Anger has been growing among taxi drivers worldwide at the challenge presented by U.S. company Uber, one of the world’s most valuable start-ups, and a flurry of other app-based services that typically offer cheaper fares than traditional transport operators.
Herman, a 49-year-old taxi driver involved in the Jakarta protest who goes by one name, said his earnings had dwindled from around 250,00 rupiah ($20) a day several months ago, to almost nothing due to the increased competition.
“I haven’t paid my rent, and I need to feed my three children and my wife,” he said.
The demonstration came after weeks of rising tensions between traditional public transport operators in the sprawling, traffic-clogged metropolis of 10 million and a flurry of new ride-hailing services.
As well as Uber, Malaysian app Grab and homegrown motorbike taxi-hailing app Go-Jek are providing stiff competition for Jakarta’s taxi drivers.
Traditional taxi, motorbike taxi and other public transport drivers are angry that the new services are offering rides at lower prices, claiming they are not paying taxes, and are operating without official permits.

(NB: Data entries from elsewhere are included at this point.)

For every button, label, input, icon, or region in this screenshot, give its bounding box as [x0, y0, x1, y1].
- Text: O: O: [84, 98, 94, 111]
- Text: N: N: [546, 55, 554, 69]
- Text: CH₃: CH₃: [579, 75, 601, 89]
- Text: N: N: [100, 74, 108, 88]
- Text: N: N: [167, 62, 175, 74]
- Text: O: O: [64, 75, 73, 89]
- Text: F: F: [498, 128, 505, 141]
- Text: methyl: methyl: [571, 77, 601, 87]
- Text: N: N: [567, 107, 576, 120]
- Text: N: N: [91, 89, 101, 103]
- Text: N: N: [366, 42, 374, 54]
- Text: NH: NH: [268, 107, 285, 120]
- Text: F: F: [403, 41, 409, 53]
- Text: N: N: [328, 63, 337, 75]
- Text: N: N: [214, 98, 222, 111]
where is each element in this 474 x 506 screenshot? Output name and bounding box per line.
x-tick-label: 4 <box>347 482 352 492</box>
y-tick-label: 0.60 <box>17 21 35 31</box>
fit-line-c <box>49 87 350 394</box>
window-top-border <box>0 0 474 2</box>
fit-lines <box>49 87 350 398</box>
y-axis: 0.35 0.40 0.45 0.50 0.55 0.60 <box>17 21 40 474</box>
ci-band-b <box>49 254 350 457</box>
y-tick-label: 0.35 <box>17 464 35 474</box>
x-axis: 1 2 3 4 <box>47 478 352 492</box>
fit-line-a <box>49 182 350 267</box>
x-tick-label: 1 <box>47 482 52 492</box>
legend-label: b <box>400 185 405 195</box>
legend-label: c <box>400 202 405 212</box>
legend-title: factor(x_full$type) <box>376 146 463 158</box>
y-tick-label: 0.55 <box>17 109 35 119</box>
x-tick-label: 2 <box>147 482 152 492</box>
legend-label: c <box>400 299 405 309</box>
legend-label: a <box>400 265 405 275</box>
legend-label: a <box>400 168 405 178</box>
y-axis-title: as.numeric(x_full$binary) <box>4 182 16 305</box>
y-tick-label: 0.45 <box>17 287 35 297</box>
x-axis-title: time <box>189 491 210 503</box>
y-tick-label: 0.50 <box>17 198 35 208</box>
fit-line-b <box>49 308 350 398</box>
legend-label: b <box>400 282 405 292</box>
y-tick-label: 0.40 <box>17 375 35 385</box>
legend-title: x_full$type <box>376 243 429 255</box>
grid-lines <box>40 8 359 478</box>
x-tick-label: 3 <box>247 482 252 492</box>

“Why should thousands of people who didn’t pay tax, get a permit, or undergo car checks roam the roads freely while we have had to fulfil those duties?” said Yohannis Rorimpandey, a protester who works for Blue Bird, one of Indonesia’s biggest taxi groups.
After rallying outside parliament, a large group of protesters moved to the communications ministry, demanding that the minister block the apps.
Uber and other app-based services currently operate in a legal grey area in Indonesia, and there is an ongoing debate in the government about how to handle them.
Indonesian law gives a narrow definition of “public transport,” which does not include the ride-hailing apps, and the transport ministry has sought to ban them.
However the communications ministry has refused to block the services, saying that it is committed to supporting the growth of the digital economy, and President Joko Widodo has also backed the apps.